Pre-operative staging of gastric cancer is most commonly undertaken by CT. Additional techniques can be employed to compliment this imaging modality and include staging laparoscopy and peritoneal lavage cytology to assess for peritoneal deposits of gastric cancer. The use of staging laparoscopy has been advocated in the literature [7], with centres identifying that it may be employed with minimal risk while yielding increased accuracy of pre-operative staging. In studies available where a discrepancy is identified between CT staging and staging laparoscopy, this generally occurs where laparoscopic assessment identifies previously unseen peritoneal deposits and therefore upstages disease [8–10]. Peritoneal lavage cytology may identify additional evidence of peritoneal spread in patients where macroscopic disease is not detected by staging laparoscopy.

Treatment options for advanced disease with peritoneal spread are limited. Cytoreductive surgical techniques have been described. Treatment protocols involving oral, systemic or intra-peritoneal administration of chemotherapeutic agents are also utilized.

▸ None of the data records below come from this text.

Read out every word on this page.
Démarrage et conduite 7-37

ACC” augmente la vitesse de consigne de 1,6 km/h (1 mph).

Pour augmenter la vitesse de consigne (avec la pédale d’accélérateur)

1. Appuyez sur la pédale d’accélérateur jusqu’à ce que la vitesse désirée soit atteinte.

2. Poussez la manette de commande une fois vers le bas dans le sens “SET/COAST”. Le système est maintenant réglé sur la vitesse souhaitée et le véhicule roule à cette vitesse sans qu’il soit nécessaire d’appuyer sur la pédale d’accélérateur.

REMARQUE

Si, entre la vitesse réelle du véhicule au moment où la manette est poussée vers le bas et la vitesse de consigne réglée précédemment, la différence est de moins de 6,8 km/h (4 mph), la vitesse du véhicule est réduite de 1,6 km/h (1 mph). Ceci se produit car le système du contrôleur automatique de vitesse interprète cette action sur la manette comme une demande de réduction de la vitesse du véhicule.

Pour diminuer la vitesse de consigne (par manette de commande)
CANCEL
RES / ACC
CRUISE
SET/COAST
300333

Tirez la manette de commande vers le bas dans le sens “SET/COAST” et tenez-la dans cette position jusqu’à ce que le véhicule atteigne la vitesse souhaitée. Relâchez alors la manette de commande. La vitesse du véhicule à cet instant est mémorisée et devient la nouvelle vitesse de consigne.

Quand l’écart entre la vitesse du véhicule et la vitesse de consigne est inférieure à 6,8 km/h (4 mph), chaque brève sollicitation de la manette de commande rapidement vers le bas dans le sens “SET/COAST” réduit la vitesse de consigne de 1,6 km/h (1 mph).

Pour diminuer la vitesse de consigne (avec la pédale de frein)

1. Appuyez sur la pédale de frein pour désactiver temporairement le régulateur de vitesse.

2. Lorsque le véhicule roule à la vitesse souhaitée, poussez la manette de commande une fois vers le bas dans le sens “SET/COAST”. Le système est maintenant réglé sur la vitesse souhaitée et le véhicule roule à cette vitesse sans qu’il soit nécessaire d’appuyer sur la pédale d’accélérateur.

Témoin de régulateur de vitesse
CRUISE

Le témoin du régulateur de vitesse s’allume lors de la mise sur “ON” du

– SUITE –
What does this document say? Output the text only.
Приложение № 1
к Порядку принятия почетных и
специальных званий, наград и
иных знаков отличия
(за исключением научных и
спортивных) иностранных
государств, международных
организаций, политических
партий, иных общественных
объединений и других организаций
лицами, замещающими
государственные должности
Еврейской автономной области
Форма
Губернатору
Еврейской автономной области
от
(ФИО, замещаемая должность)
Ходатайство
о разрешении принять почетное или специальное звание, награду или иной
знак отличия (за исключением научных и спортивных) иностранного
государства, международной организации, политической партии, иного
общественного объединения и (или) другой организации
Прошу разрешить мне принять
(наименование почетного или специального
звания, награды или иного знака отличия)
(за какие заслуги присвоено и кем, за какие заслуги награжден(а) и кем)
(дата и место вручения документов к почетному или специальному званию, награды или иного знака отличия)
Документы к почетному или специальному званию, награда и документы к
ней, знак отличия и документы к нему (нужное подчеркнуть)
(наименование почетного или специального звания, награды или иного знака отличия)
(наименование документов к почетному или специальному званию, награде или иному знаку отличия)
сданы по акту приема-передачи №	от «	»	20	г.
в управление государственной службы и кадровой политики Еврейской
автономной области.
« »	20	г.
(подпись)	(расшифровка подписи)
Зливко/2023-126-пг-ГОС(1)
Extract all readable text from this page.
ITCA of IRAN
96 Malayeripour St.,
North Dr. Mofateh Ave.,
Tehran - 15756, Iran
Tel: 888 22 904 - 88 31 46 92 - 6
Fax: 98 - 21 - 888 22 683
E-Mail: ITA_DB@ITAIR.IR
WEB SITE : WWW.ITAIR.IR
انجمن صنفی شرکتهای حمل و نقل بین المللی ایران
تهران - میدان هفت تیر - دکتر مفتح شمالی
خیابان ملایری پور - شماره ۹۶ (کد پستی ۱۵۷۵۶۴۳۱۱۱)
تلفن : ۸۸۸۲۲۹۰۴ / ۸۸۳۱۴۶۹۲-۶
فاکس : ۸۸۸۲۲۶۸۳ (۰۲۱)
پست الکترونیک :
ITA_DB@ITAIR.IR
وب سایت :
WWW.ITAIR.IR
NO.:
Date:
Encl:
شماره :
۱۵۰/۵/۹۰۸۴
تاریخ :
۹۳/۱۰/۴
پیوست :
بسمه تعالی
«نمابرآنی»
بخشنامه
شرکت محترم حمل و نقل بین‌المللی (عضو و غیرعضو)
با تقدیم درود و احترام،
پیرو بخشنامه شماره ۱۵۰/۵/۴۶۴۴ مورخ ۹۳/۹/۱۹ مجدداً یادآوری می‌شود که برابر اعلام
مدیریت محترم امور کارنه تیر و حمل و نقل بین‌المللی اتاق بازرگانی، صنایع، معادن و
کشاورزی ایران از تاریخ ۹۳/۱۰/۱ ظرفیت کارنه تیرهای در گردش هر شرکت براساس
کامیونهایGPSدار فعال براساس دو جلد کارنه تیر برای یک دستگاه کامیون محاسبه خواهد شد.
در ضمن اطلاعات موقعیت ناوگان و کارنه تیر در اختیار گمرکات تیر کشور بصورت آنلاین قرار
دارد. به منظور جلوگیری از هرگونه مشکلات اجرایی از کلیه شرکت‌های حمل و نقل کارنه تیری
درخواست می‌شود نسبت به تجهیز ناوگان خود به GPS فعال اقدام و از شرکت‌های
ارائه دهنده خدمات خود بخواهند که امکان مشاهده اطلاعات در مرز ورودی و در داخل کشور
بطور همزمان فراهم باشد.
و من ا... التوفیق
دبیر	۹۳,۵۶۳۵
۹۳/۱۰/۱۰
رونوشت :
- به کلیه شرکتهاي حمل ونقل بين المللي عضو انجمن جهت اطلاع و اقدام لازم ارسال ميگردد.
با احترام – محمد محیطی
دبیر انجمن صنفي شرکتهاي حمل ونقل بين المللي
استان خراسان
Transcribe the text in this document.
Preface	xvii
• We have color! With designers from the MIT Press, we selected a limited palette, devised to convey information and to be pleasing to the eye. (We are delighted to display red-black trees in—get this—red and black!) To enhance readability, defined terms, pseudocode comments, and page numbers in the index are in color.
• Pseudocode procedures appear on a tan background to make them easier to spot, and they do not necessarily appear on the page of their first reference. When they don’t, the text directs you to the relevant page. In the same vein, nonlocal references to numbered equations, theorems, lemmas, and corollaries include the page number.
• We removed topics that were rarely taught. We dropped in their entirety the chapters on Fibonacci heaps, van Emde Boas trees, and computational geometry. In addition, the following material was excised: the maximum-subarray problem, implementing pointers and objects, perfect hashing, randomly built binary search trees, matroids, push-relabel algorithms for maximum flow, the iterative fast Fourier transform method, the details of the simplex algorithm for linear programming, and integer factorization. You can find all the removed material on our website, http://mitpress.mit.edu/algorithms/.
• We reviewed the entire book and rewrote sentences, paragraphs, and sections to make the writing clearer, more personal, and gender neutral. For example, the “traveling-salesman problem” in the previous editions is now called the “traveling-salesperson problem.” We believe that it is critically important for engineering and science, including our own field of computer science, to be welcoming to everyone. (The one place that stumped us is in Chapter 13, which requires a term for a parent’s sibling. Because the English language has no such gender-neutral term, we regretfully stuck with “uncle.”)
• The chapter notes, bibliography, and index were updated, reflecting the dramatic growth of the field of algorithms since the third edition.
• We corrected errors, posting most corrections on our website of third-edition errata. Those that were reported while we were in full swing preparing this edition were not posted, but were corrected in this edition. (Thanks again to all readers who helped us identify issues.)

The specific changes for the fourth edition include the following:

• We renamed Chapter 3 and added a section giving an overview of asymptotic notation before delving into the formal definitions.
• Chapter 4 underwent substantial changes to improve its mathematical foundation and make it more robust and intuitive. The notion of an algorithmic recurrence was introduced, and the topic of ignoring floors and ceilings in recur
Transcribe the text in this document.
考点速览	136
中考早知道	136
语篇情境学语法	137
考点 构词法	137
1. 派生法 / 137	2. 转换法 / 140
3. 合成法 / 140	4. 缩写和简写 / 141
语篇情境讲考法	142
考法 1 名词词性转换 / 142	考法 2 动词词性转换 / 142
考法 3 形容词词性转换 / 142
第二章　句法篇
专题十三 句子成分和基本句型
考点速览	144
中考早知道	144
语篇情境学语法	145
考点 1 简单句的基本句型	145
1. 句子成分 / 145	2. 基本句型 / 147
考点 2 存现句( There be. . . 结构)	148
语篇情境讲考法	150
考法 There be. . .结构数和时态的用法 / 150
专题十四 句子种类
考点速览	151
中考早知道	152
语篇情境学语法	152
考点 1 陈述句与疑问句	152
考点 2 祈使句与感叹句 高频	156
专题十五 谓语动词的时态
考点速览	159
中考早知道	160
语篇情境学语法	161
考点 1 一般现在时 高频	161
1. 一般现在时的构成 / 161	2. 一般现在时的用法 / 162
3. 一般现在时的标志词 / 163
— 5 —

Peritoneal metastasis of gastric cancer is a common pattern of disease progression, and is associated with a poor prognosis. On initial staging investigations, the patient described was not found to have metastatic disease. The high sensitivity of diagnostic laparoscopy makes the presence of the above-mentioned appendiceal metastases at the time of staging laparoscopy, peritoneal lavage cytology and CT imaging unlikely. The case presented represents a difficult clinical situation pre-operatively with limitation of the administration of optimum neoadjuvant therapy due to poor patient tolerance followed by incomplete surgical resection with positive resection margins.

The excision of metastatic deposits to the vermiform appendix in this case occurred incidentally during surgery for what was believed to be acute appendicitis based on clinical findings and CT evidence. The appendectomy performed appears to have incidentally removed the patients existing peritoneal metastases completely, and since the time of operation, the patient has no further evidence of peritoneal metastases on imaging and remains well.